Штейнгауз хотел смерить его презрительным взглядом, но, поскольку его круглое, маслянистое, излучающее сплошную доброту лицо не было способно изобразить презрение, вложил это чувство в веселые слова:

— Никудышный из тебя комиссар, Мазо! Другой на твоем месте уцепился бы за такого Берлиоза, чтобы бойцов вдохновлять, а ты на что ни посмотришь — все вянет.

— Могу тебе свою должность уступить, — угрюмо процедил Мазо. — А то ты разъелся как боров, скоро ни одни весы не выдержат. И чего ты мне этого контру Берлиоза в нос суешь? — Мазо не на шутку взъерепенился. — Да ежели я к бойцам с ним сунусь, они меня знаешь куда пошлют?

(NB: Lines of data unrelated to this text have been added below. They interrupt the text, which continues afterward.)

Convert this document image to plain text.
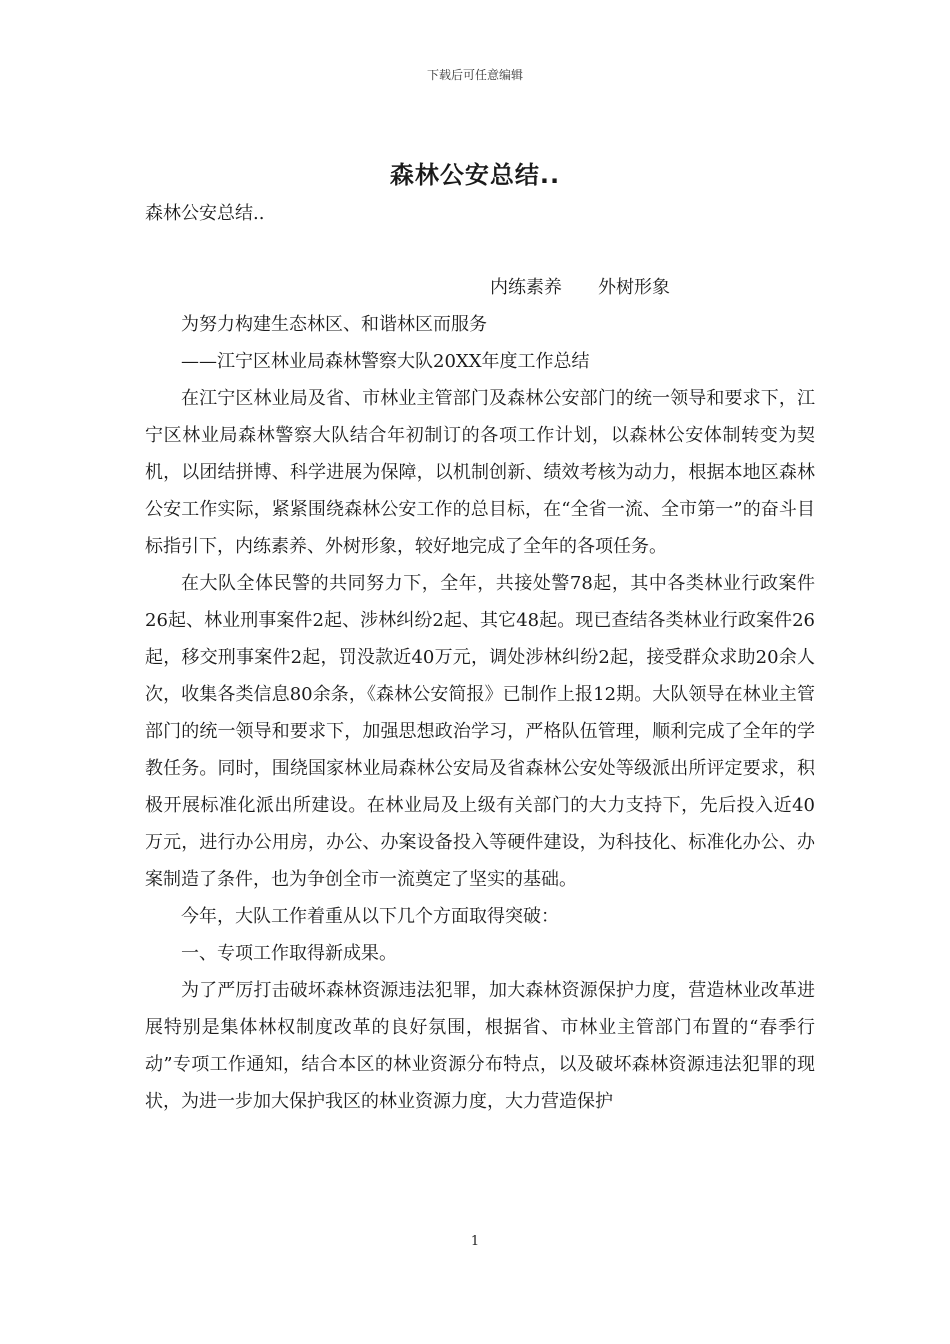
下载后可任意编辑
森林公安总结..

森林公安总结..

内练素养　　外树形象

为努力构建生态林区、和谐林区而服务

——江宁区林业局森林警察大队20XX年度工作总结

在江宁区林业局及省、市林业主管部门及森林公安部门的统一领导和要求下，江宁区林业局森林警察大队结合年初制订的各项工作计划，以森林公安体制转变为契机，以团结拼博、科学进展为保障，以机制创新、绩效考核为动力，根据本地区森林公安工作实际，紧紧围绕森林公安工作的总目标，在“全省一流、全市第一”的奋斗目标指引下，内练素养、外树形象，较好地完成了全年的各项任务。

在大队全体民警的共同努力下，全年，共接处警78起，其中各类林业行政案件26起、林业刑事案件2起、涉林纠纷2起、其它48起。现已查结各类林业行政案件26起，移交刑事案件2起，罚没款近40万元，调处涉林纠纷2起，接受群众求助20余人次，收集各类信息80余条，《森林公安简报》已制作上报12期。大队领导在林业主管部门的统一领导和要求下，加强思想政治学习，严格队伍管理，顺利完成了全年的学教任务。同时，围绕国家林业局森林公安局及省森林公安处等级派出所评定要求，积极开展标准化派出所建设。在林业局及上级有关部门的大力支持下，先后投入近40万元，进行办公用房，办公、办案设备投入等硬件建设，为科技化、标准化办公、办案制造了条件，也为争创全市一流奠定了坚实的基础。

今年，大队工作着重从以下几个方面取得突破：

一、专项工作取得新成果。

为了严厉打击破坏森林资源违法犯罪，加大森林资源保护力度，营造林业改革进展特别是集体林权制度改革的良好氛围，根据省、市林业主管部门布置的“春季行动”专项工作通知，结合本区的林业资源分布特点，以及破坏森林资源违法犯罪的现状，为进一步加大保护我区的林业资源力度，大力营造保护

1
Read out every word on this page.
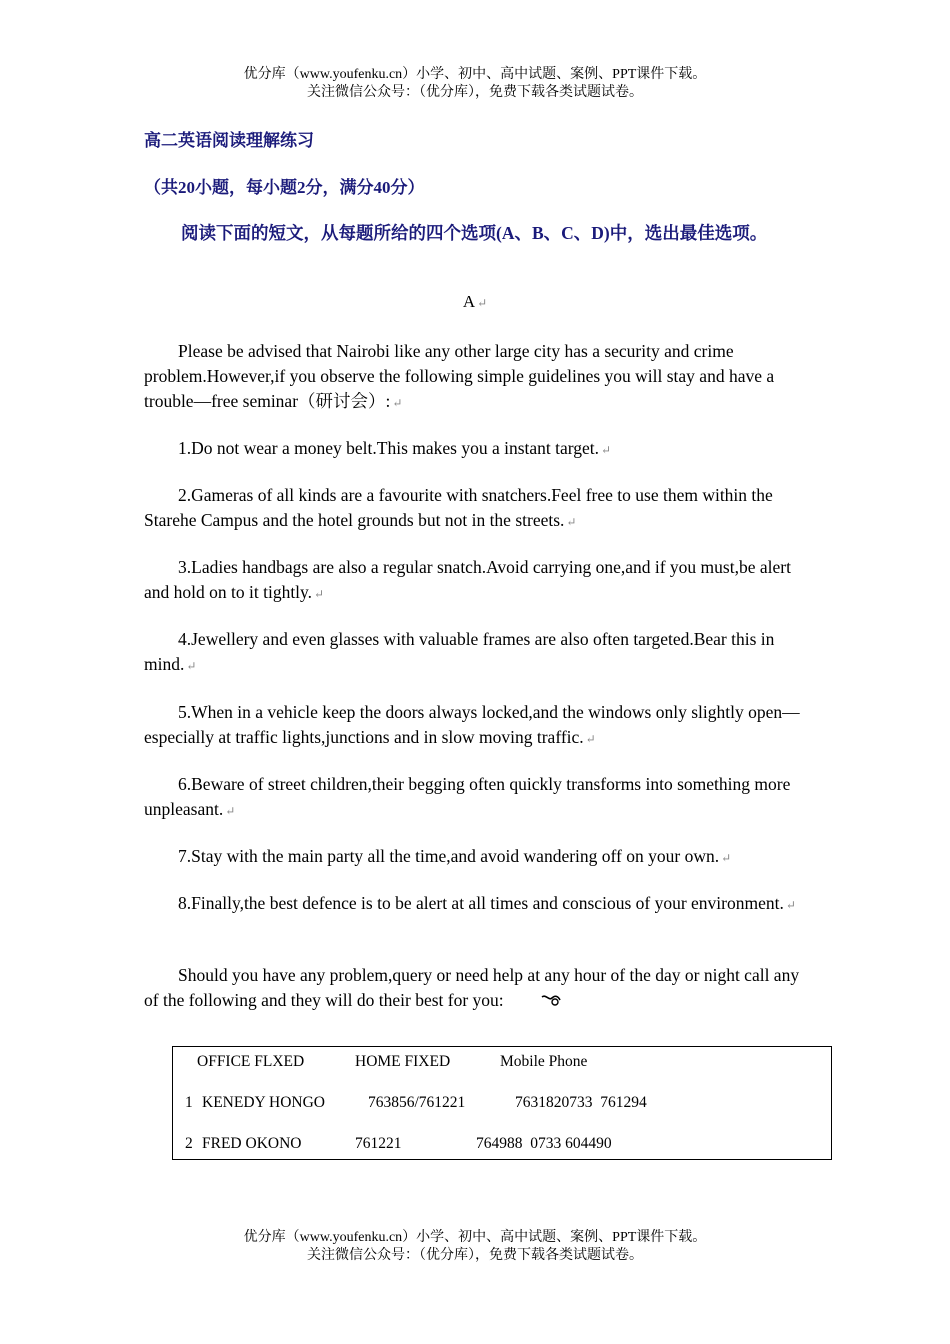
优分库（www.youfenku.cn）小学、初中、高中试题、案例、PPT课件下载。
关注微信公众号：（优分库），免费下载各类试题试卷。
高二英语阅读理解练习
（共20小题，每小题2分，满分40分）
阅读下面的短文，从每题所给的四个选项(A、B、C、D)中，选出最佳选项。
A ↵
Please be advised that Nairobi like any other large city has a security and crime problem.However,if you observe the following simple guidelines you will stay and have a trouble—free seminar（研讨会）: ↵
1.Do not wear a money belt.This makes you a instant target. ↵
2.Gameras of all kinds are a favourite with snatchers.Feel free to use them within the Starehe Campus and the hotel grounds but not in the streets. ↵
3.Ladies handbags are also a regular snatch.Avoid carrying one,and if you must,be alert and hold on to it tightly. ↵
4.Jewellery and even glasses with valuable frames are also often targeted.Bear this in mind. ↵
5.When in a vehicle keep the doors always locked,and the windows only slightly open—especially at traffic lights,junctions and in slow moving traffic. ↵
6.Beware of street children,their begging often quickly transforms into something more unpleasant. ↵
7.Stay with the main party all the time,and avoid wandering off on your own. ↵
8.Finally,the best defence is to be alert at all times and conscious of your environment. ↵
Should you have any problem,query or need help at any hour of the day or night call any of the following and they will do their best for you:
OFFICE FLXED	HOME FIXED	Mobile Phone
1 KENEDY HONGO	763856/761221	7631820733  761294
2 FRED OKONO	761221	764988  0733 604490
优分库（www.youfenku.cn）小学、初中、高中试题、案例、PPT课件下载。
关注微信公众号：（优分库），免费下载各类试题试卷。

— И куда же? — подзадорил его Штейнгауз, хотя ему, умудренному жизненным опытом, в данном случае ответа вовсе и не требовалось.

— А на то слово, которое из трех букв, — не чувствуя подвоха, серьезно ответил Мазо: несмотря на свое простое происхождение, он не переносил матерщины.

— Выходит, на «мир»? — Штейнгауза не так было легко поймать, как представлял себе комиссар.

— Ага, на «мир»! — осклабился Мазо под дружный хохот штабистов.

— Эх, да за такое слово я бы все свое богатство отдал, — мечтательно произнес вихлястый казначей Разумов. Странно, но, в отличие от обычно сухих и молчаливых финансистов, признающих лишь голую цифирь, он был из породы мечтателей.

— Богач нашелся! — фыркнул Шабич. — Ты сперва нам жалованье отдай, скупой рыцарь!

— Обойдетесь! — весело откликнулся Разумов. — Все равно на мои бумажки с серпом и молотом вы ни черта не купите. А золотых приисков у меня нет. Вот если бы у меня золотишко было — все отдал бы за одно слово из этих самых трех букв — за «мир». Который народу Ленин обещал.